マネージャー(管理職)とスペシャリスト(専門職)を同格とする人事制度を2016年から導入しているナリス化粧品(大阪市)では、23年に初の専門職出身の女性役員が生まれた。キャリアコースを複線化する人事制度は近年の動向の一つだが、経営参画の可否や処遇面などで両者に差をつけていない点が同社の特徴。守谷太吾人事部長は「会社にとって必要という点では同じで、どちらが偉いということはない」と話す。背景には、性別や年齢に関係なく処遇や評価を行う公平性を基盤に、個々の社員のキャリア自律を促す組織文化が見えてくる。
■給与も同格で明確化 管理職だけが出世ではない
2016年に導入した同社の人事制度について、守谷人事部長は以下のように説明する。
「以前から、マネージャー職とスペシャリスト職は同格だと社内でも説明してきました。ただ、例えば『課長や部長になること=出世』といった価値観が世の中にあり、それをイメージする社員も多かったので、名実ともに人事制度として明確化しました。マネージャーはもちろん、高い専門性を持つスペシャリストも会社には同じように必要で、どちらが偉いということはありません」
同社は92年前、研究者だった村岡満義氏と製品企画や美容研究研修を担った村岡愛氏が夫妻で創業。性別に関わりなく評価する組織文化は創業の経緯にも由来し、現在も研究開発部門などで継続的に活躍する女性社員は少なくない(写真)。
下の図は、現行の人事制度における職能資格体系のイメージだ。55歳未満については、いわゆる一般職としての「アソシエイト職」があり、上位職位は「マネージャー職」と「スペシャリスト職」にキャリアコースが複線化されている。両コースはともに執行役員が含まれ、経営層としての関わりも想定されている。
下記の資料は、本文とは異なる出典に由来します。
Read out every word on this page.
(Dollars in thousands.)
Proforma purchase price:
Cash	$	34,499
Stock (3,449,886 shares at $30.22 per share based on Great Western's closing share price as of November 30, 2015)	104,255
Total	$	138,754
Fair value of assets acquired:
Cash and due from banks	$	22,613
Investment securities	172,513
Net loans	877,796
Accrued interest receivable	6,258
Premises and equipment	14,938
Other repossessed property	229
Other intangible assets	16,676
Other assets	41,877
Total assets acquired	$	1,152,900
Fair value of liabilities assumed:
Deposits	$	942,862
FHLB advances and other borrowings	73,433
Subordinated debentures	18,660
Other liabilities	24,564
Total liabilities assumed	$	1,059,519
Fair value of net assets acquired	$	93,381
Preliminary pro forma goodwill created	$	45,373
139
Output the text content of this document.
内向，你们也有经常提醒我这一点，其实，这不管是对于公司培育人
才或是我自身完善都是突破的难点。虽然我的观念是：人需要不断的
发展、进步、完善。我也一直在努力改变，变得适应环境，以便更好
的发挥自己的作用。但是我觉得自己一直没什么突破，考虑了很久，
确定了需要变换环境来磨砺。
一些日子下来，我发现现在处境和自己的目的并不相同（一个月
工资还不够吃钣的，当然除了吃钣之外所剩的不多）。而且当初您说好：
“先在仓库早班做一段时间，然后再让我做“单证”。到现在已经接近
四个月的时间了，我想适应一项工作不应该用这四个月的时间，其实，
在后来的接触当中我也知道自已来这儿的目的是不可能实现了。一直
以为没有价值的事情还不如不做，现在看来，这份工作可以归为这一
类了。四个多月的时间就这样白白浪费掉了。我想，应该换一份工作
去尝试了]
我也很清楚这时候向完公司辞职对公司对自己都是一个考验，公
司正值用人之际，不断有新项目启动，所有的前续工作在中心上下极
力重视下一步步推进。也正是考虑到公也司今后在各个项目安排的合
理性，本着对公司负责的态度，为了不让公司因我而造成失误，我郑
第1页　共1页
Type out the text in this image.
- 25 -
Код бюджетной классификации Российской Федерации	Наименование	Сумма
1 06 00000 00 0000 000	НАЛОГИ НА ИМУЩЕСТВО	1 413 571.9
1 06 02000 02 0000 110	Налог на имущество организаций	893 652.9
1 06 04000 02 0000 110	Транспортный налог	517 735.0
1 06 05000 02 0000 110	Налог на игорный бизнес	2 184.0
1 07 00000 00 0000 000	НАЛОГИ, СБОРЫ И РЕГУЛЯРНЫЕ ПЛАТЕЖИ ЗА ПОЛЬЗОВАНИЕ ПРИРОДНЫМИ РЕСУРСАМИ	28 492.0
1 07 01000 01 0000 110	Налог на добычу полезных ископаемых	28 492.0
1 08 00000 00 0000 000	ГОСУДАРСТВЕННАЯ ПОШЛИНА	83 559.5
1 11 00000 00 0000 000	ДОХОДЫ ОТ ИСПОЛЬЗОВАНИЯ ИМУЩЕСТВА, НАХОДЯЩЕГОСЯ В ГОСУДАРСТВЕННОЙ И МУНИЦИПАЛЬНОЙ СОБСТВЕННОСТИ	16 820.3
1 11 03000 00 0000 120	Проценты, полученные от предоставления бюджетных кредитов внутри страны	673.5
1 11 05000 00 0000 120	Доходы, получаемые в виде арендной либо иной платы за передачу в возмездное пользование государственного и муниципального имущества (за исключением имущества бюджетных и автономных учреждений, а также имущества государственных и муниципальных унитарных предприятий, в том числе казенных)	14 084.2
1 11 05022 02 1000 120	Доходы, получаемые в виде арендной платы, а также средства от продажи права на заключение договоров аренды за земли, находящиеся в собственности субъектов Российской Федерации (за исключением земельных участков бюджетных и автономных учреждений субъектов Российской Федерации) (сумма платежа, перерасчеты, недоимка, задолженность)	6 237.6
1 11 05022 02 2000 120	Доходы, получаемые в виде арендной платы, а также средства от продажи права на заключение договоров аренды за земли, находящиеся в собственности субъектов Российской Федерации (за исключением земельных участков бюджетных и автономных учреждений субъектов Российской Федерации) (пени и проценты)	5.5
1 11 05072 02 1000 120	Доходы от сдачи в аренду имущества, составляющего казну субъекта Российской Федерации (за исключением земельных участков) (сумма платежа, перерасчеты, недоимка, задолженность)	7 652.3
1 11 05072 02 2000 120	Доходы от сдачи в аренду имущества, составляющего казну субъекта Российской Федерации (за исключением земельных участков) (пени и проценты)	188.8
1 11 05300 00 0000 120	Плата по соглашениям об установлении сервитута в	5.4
「給与も同じです。それぞれのコースは等級に分かれていますが、各等級の格付けごとに横で揃えて報酬も設定しています。例えば、管理職コースの『課長』は専門職コースの『リーダー』に、同じく『部長』は『主席』に相当し、役職手当もそれぞれ同じで分かりやすい制度設計としました。もちろんボーナスなどは個々の実績によって変動しますし、そこは実力主義で評価しています」
前編では、同社の女性管理職比率が約10年で19%から43%に上昇したことを紹介したが、同様に専門職としての女性の活躍も進んでいる。例えば同社の研究開発職は全社員の約1割を占めるが、そのうち女性の割合は61.8%。子どもを持つ女性の割合は38.2%に達する。
23年には専門職出身の女性役員が生まれたことも象徴的だが、管理職と専門職に関わらず、キャリアを継続する上での両立支援施策の充実が、両コースの女性比率を押し上げる土台となっていることも重要なポイントだ。